---
title: "How a5R stores cell IDs without strings"
output: rmarkdown::html_vignette
vignette: >
  %\VignetteIndexEntry{How a5R stores cell IDs without strings}
  %\VignetteEngine{knitr::rmarkdown}
  %\VignetteEncoding{UTF-8}
---

```{r, include = FALSE}
knitr::opts_chunk$set(
  collapse = TRUE,
  comment = "#>"
)
```

## The problem

An A5 cell ID is a 64-bit unsigned integer (`u64`).
R has no native `u64` type — its integers are 32-bit signed (`-2^31` to
`2^31 - 1`), and its doubles are 64-bit floating point. A `double`
can only represent integers exactly up to 2^53, while a `u64` can go up to
2^64 - 1.

The obvious workaround is to store cell IDs as hex strings
(`"0800000000000006"`). This works, but every trip across the R--Rust
boundary requires hex parsing and formatting — O(n) string allocation that
dominates the cost of lightweight operations like `a5_get_resolution()` or
`a5_cell_to_parent()`.

## The solution: eight raw-byte fields

A `u64` is exactly 8 bytes. We store each byte of the little-endian
representation as a separate `raw` vector field in a vctrs record type:

```
cell_id (u64):  0x0800000000000006

little-endian bytes:
  b1 = 0x06, b2 = 0x00, b3 = 0x00, b4 = 0x00,
  b5 = 0x00, b6 = 0x00, b7 = 0x00, b8 = 0x08
```

This is lossless — the eight bytes are the exact same bits as the original
`u64`, just stored across eight contiguous `raw` vectors. No precision loss,
no special-case handling. On the Rust side, reconstructing the `u64` from
the eight byte slices is a single `u64::from_le_bytes()` call.

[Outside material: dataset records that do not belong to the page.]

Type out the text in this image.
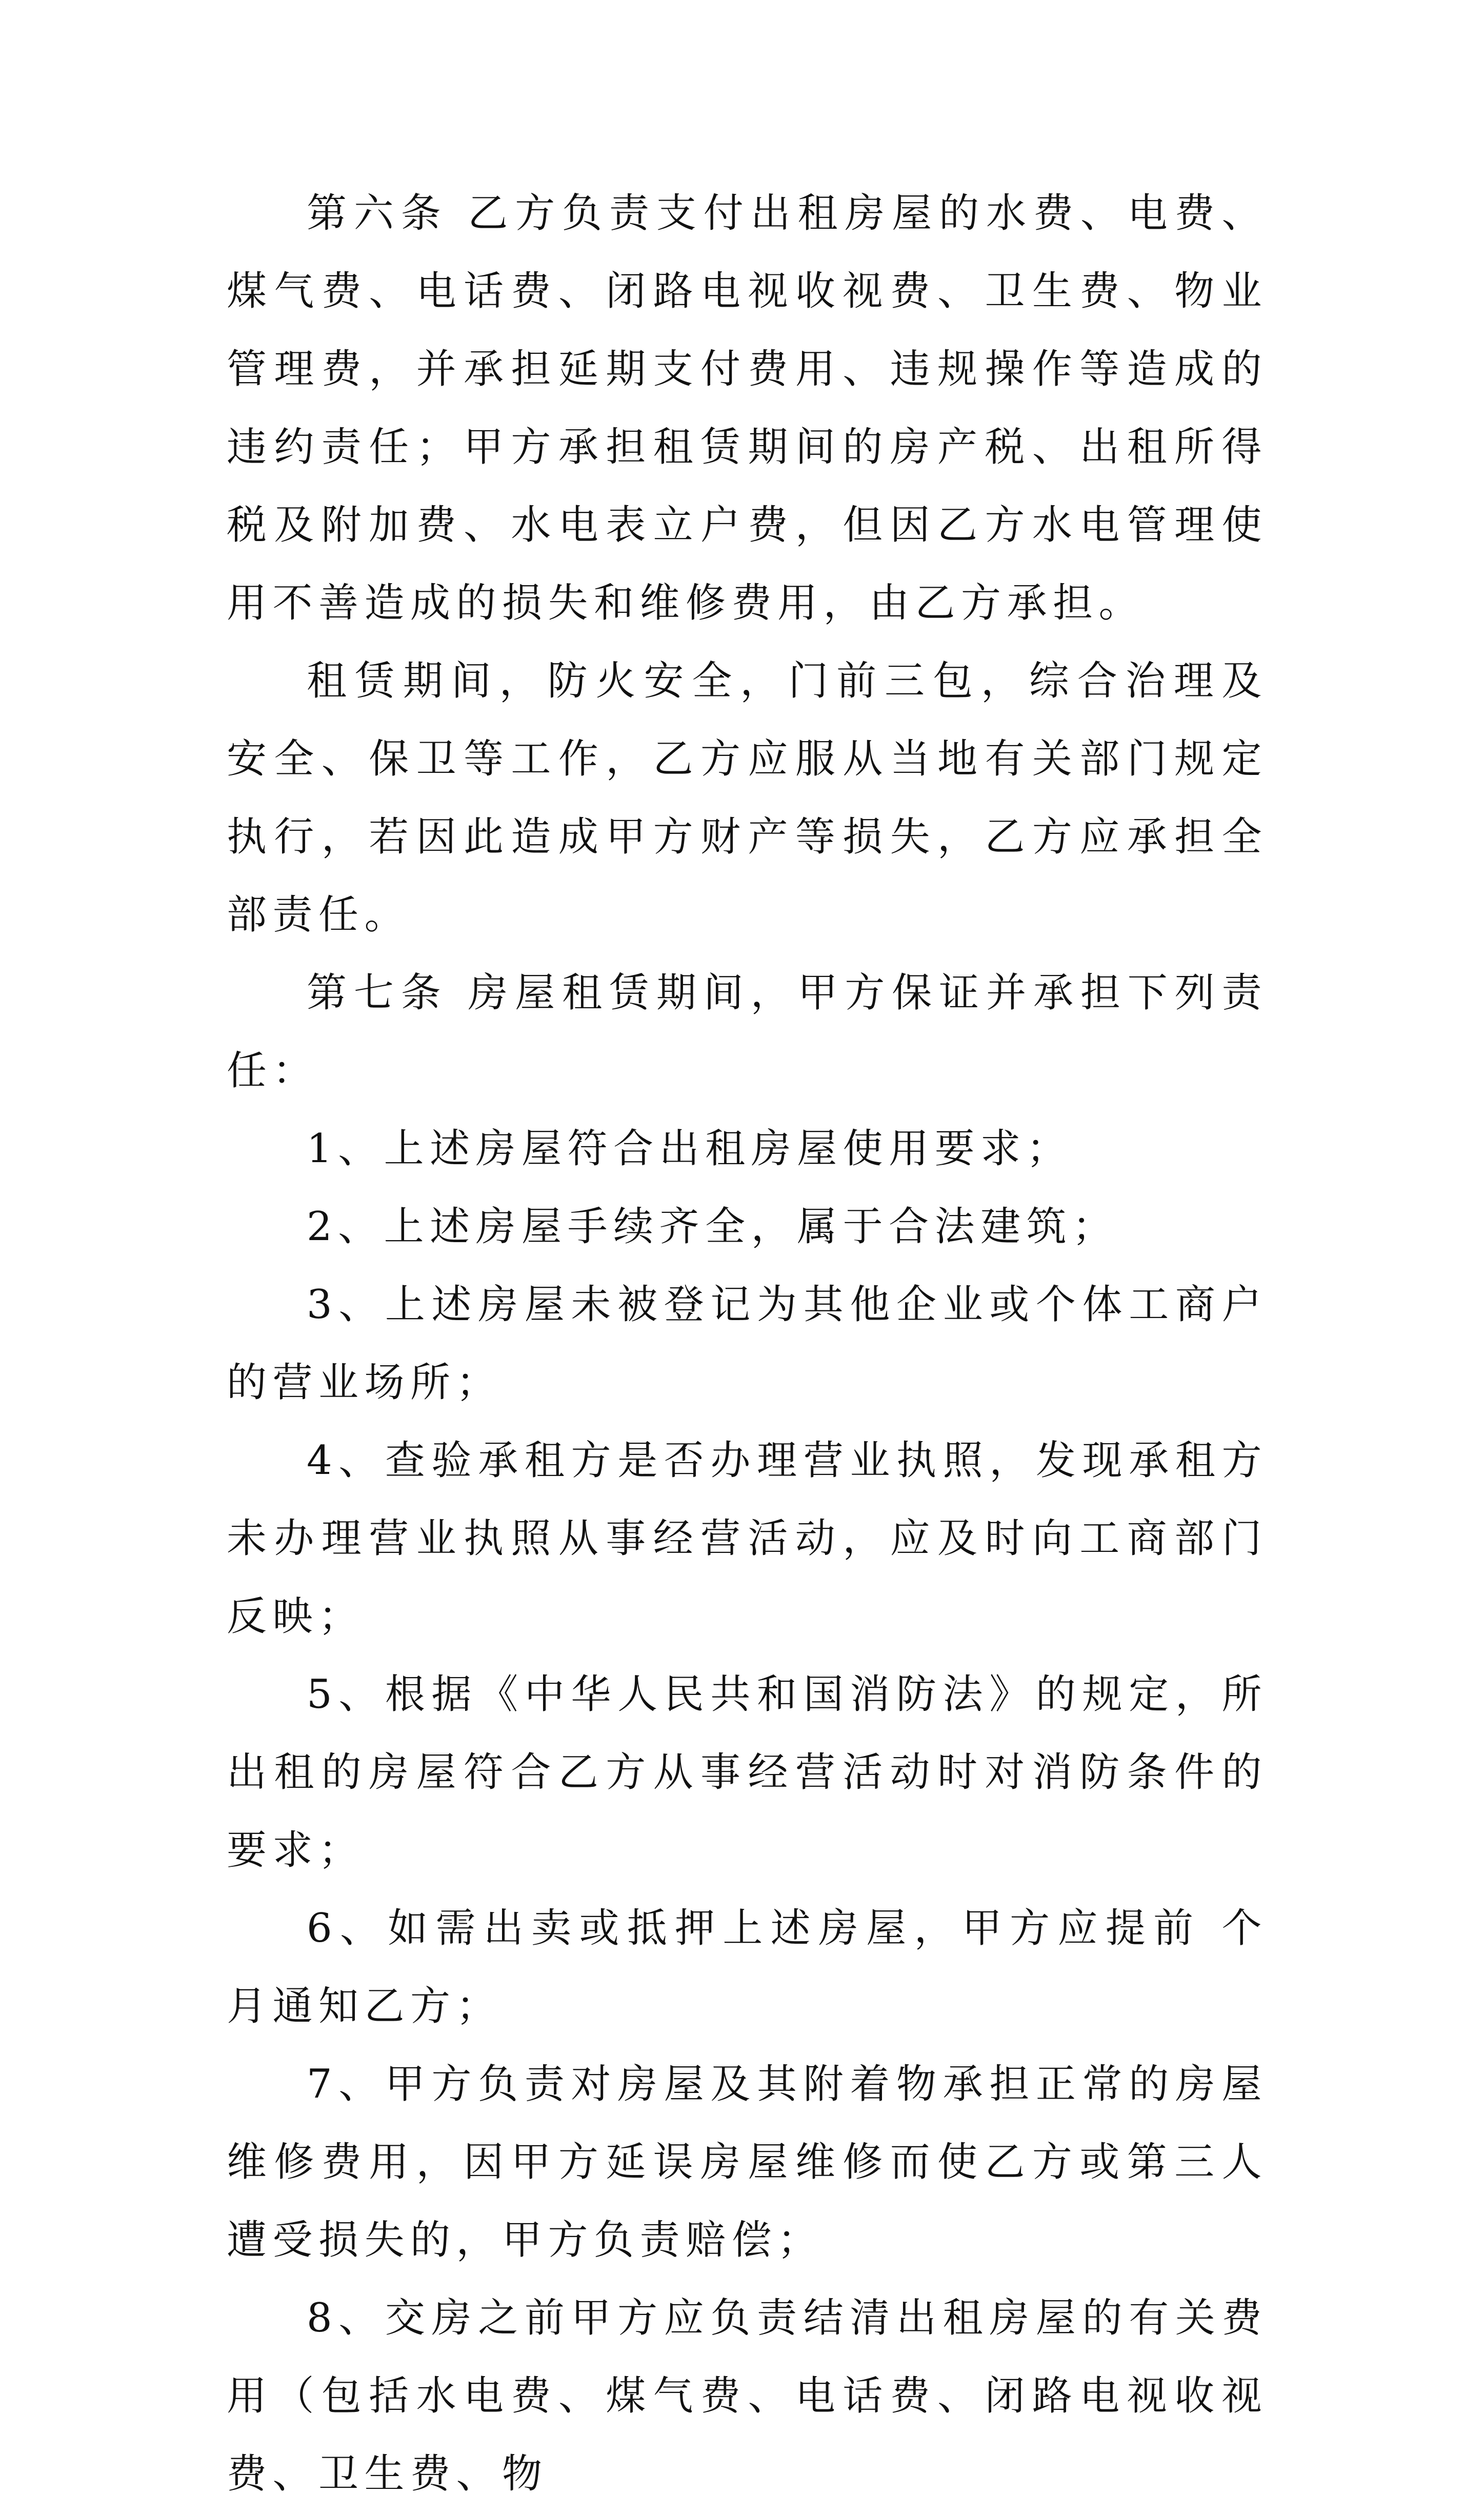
第六条 乙方负责支付出租房屋的水费、电费、煤气费、电话费、闭路电视收视费、卫生费、物业管理费，并承担延期支付费用、违规操作等造成的违约责任；甲方承担租赁期间的房产税、出租所得税及附加费、水电表立户费，但因乙方水电管理使用不善造成的损失和维修费用，由乙方承担。

租赁期间，防火安全，门前三包，综合治理及安全、保卫等工作，乙方应服从当地有关部门规定执行，若因此造成甲方财产等损失，乙方应承担全部责任。

第七条 房屋租赁期间，甲方保证并承担下列责任：

1、上述房屋符合出租房屋使用要求；

2、上述房屋手续齐全，属于合法建筑；

3、上述房屋未被登记为其他企业或个体工商户的营业场所；

4、查验承租方是否办理营业执照，发现承租方未办理营业执照从事经营活动，应及时向工商部门反映；

5、根据《中华人民共和国消防法》的规定，所出租的房屋符合乙方从事经营活动时对消防条件的要求；

6、如需出卖或抵押上述房屋，甲方应提前 个月通知乙方；

7、甲方负责对房屋及其附着物承担正常的房屋维修费用，因甲方延误房屋维修而使乙方或第三人遭受损失的，甲方负责赔偿；

8、交房之前甲方应负责结清出租房屋的有关费用（包括水电费、煤气费、电话费、闭路电视收视费、卫生费、物
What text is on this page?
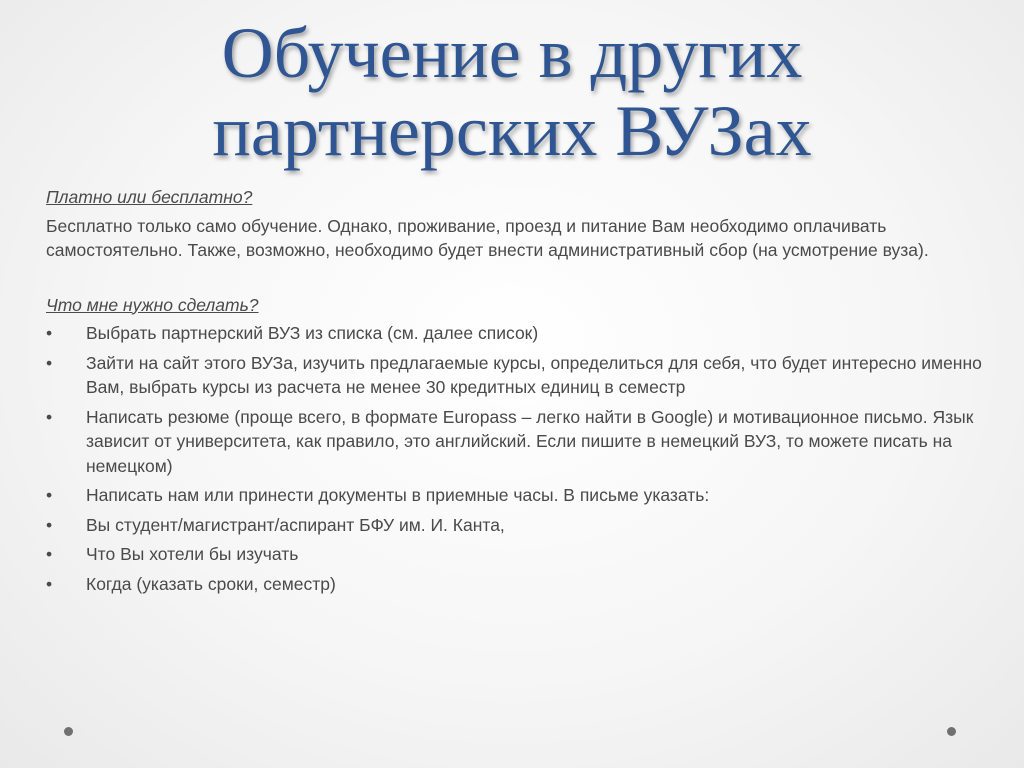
Обучение в других
партнерских ВУЗах

Платно или бесплатно?

Бесплатно только само обучение. Однако, проживание, проезд и питание Вам необходимо оплачивать самостоятельно. Также, возможно, необходимо будет внести административный сбор (на усмотрение вуза).

Что мне нужно сделать?

• Выбрать партнерский ВУЗ из списка (см. далее список)
• Зайти на сайт этого ВУЗа, изучить предлагаемые курсы, определиться для себя, что будет интересно именно Вам, выбрать курсы из расчета не менее 30 кредитных единиц в семестр
• Написать резюме (проще всего, в формате Europass – легко найти в Google) и мотивационное письмо. Язык зависит от университета, как правило, это английский. Если пишите в немецкий ВУЗ, то можете писать на немецком)
• Написать нам или принести документы в приемные часы. В письме указать:
• Вы студент/магистрант/аспирант БФУ им. И. Канта,
• Что Вы хотели бы изучать
• Когда (указать сроки, семестр)
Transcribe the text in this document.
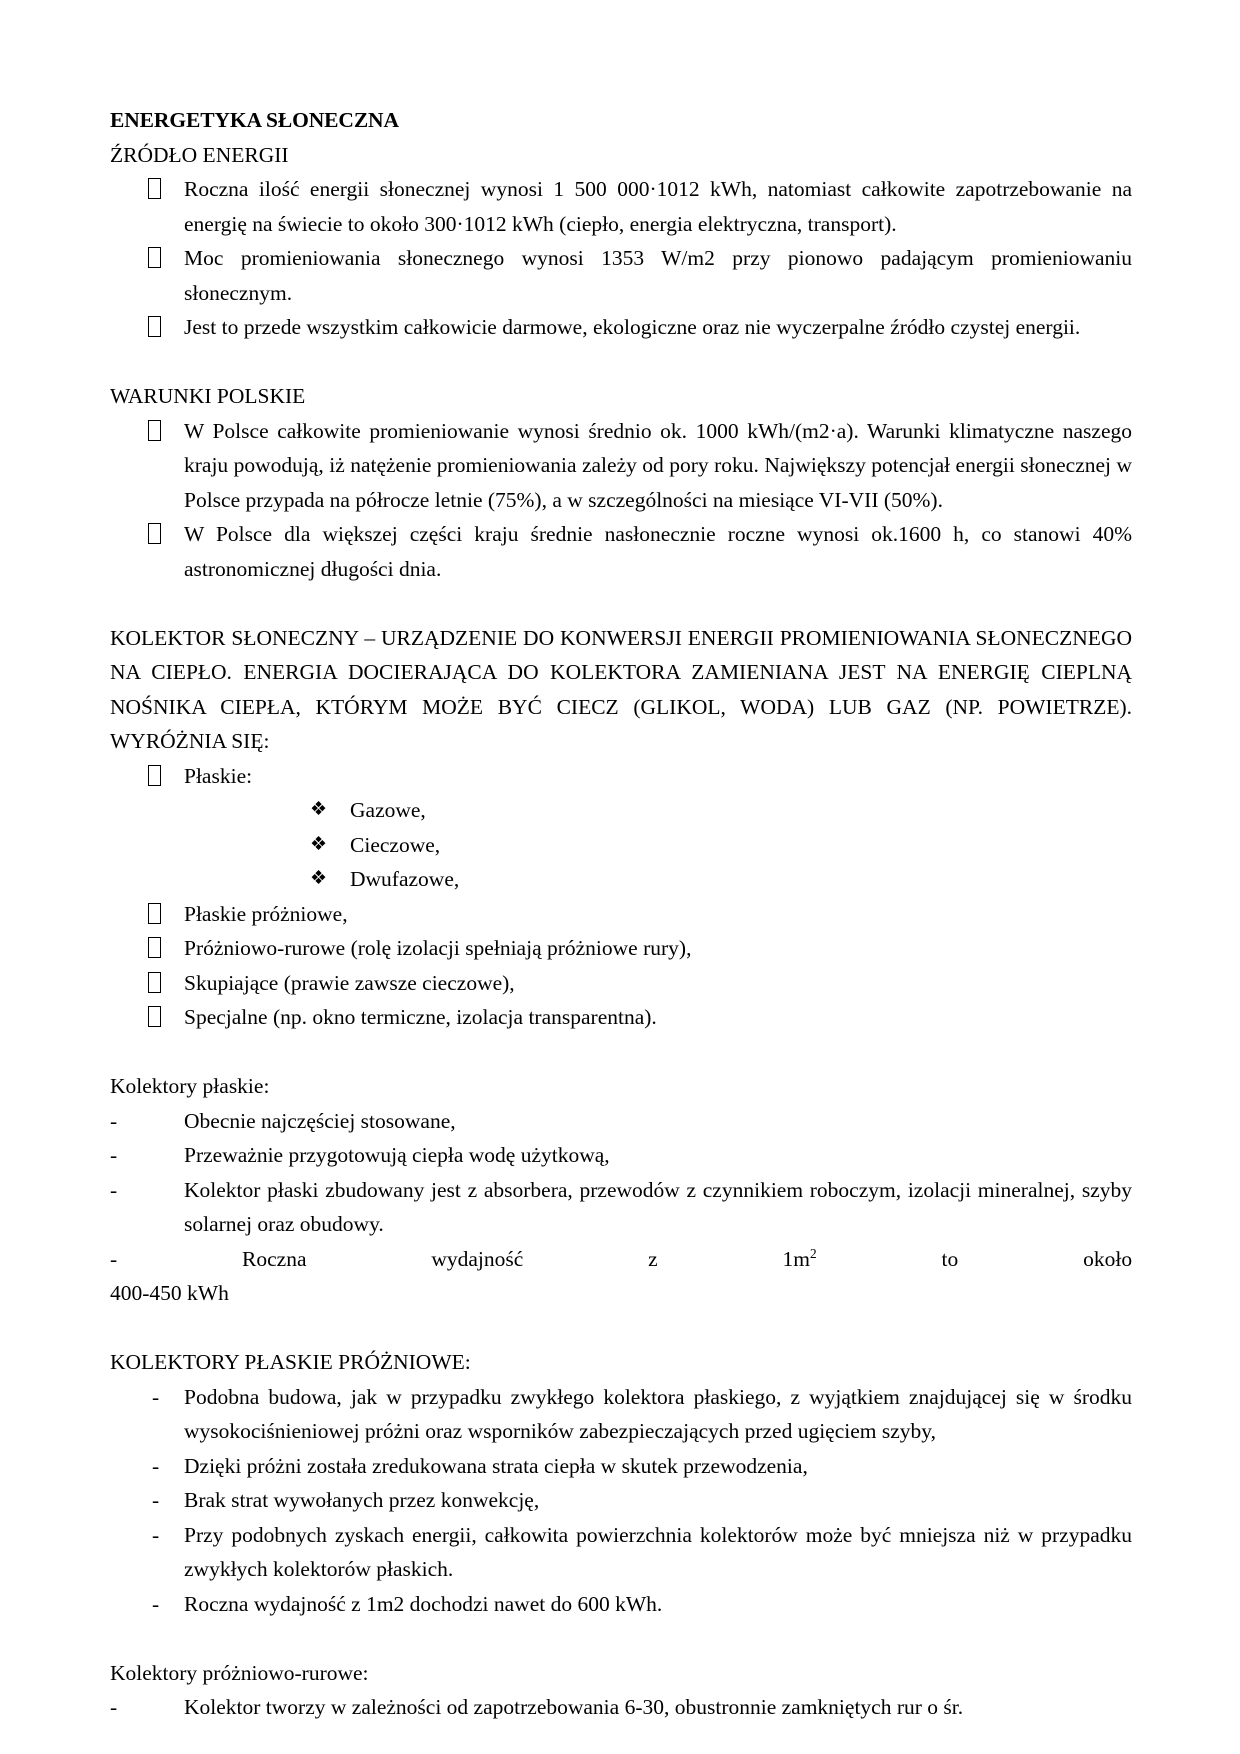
ENERGETYKA SŁONECZNA

ŹRÓDŁO ENERGII

Roczna ilość energii słonecznej wynosi 1 500 000·1012 kWh, natomiast całkowite zapotrzebowanie na energię na świecie to około 300·1012 kWh (ciepło, energia elektryczna, transport).
Moc promieniowania słonecznego wynosi 1353 W/m2 przy pionowo padającym promieniowaniu słonecznym.
Jest to przede wszystkim całkowicie darmowe, ekologiczne oraz nie wyczerpalne źródło czystej energii.

WARUNKI POLSKIE

W Polsce całkowite promieniowanie wynosi średnio ok. 1000 kWh/(m2·a). Warunki klimatyczne naszego kraju powodują, iż natężenie promieniowania zależy od pory roku. Największy potencjał energii słonecznej w Polsce przypada na półrocze letnie (75%), a w szczególności na miesiące VI-VII (50%).
W Polsce dla większej części kraju średnie nasłonecznie roczne wynosi ok.1600 h, co stanowi 40% astronomicznej długości dnia.

KOLEKTOR SŁONECZNY – URZĄDZENIE DO KONWERSJI ENERGII PROMIENIOWANIA SŁONECZNEGO NA CIEPŁO. ENERGIA DOCIERAJĄCA DO KOLEKTORA ZAMIENIANA JEST NA ENERGIĘ CIEPLNĄ NOŚNIKA CIEPŁA, KTÓRYM MOŻE BYĆ CIECZ (GLIKOL, WODA) LUB GAZ (NP. POWIETRZE). WYRÓŻNIA SIĘ:

Płaskie:
❖ Gazowe,
❖ Cieczowe,
❖ Dwufazowe,
Płaskie próżniowe,
Próżniowo-rurowe (rolę izolacji spełniają próżniowe rury),
Skupiające (prawie zawsze cieczowe),
Specjalne (np. okno termiczne, izolacja transparentna).

Kolektory płaskie:

-	Obecnie najczęściej stosowane,
-	Przeważnie przygotowują ciepła wodę użytkową,
-	Kolektor płaski zbudowany jest z absorbera, przewodów z czynnikiem roboczym, izolacji mineralnej, szyby solarnej oraz obudowy.
-	Roczna	wydajność	z	$1m^2$	to	około
400-450 kWh

KOLEKTORY PŁASKIE PRÓŻNIOWE:

- Podobna budowa, jak w przypadku zwykłego kolektora płaskiego, z wyjątkiem znajdującej się w środku wysokociśnieniowej próżni oraz wsporników zabezpieczających przed ugięciem szyby,
- Dzięki próżni została zredukowana strata ciepła w skutek przewodzenia,
- Brak strat wywołanych przez konwekcję,
- Przy podobnych zyskach energii, całkowita powierzchnia kolektorów może być mniejsza niż w przypadku zwykłych kolektorów płaskich.
- Roczna wydajność z 1m2 dochodzi nawet do 600 kWh.

Kolektory próżniowo-rurowe:

-	Kolektor tworzy w zależności od zapotrzebowania 6-30, obustronnie zamkniętych rur o śr.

This also
avoids pointers, so there is no need to think about serialization when saving
an `a5_cell` object to disk.

## R-side: a vctrs record type

On the R side, `a5_cell` is a **vctrs record** (`vctrs::new_rcrd()`) with
eight fields (`b1` through `b8`):

```{r}
library(a5R)
cell <- a5_lonlat_to_cell(-3.19, 55.95, resolution = 10)
vctrs::field(cell, "b1")
vctrs::field(cell, "b8")
```

Each field is a plain `raw` vector — a contiguous block of memory with
no per-element overhead. Subsetting, combining, and NA propagation are all
handled automatically by vctrs.

Hex strings are only produced on demand:

```{r}
# Display calls format(), which converts to hex for readability
cell

# Explicit conversion
a5_u64_to_hex(cell)

# Round-trip from hex
a5_cell("0800000000000006")
```

## Why this matters

Compare memory for one million cells:

```{r}
set.seed(42)
cells <- a5_lonlat_to_cell(
  runif(1e6, -180, 180),
  runif(1e6, -80, 80),
  resolution = 10
)

# rcrd: eight contiguous raw vectors (8 × 1 byte × 1M ≈ 7.6 MB)
format(object.size(cells), units = "MB")

# equivalent hex strings would be ~81 MB
# (16 chars + 56-byte SEXP header per string)
hex <- a5_u64_to_hex(cells)
format(object.size(hex), units = "MB")
```

## NA handling

A5 cell IDs use 60 "quintants" (values 0–59) in their top 6 bits. Quintant
63 (binary `111111`) is invalid in the A5 system, so we use
`0xFC00000000000000` as a sentinel value for `NA`. In little-endian, the
last byte (`b8`) is `0xFC`, making NA detection a fast single-byte check.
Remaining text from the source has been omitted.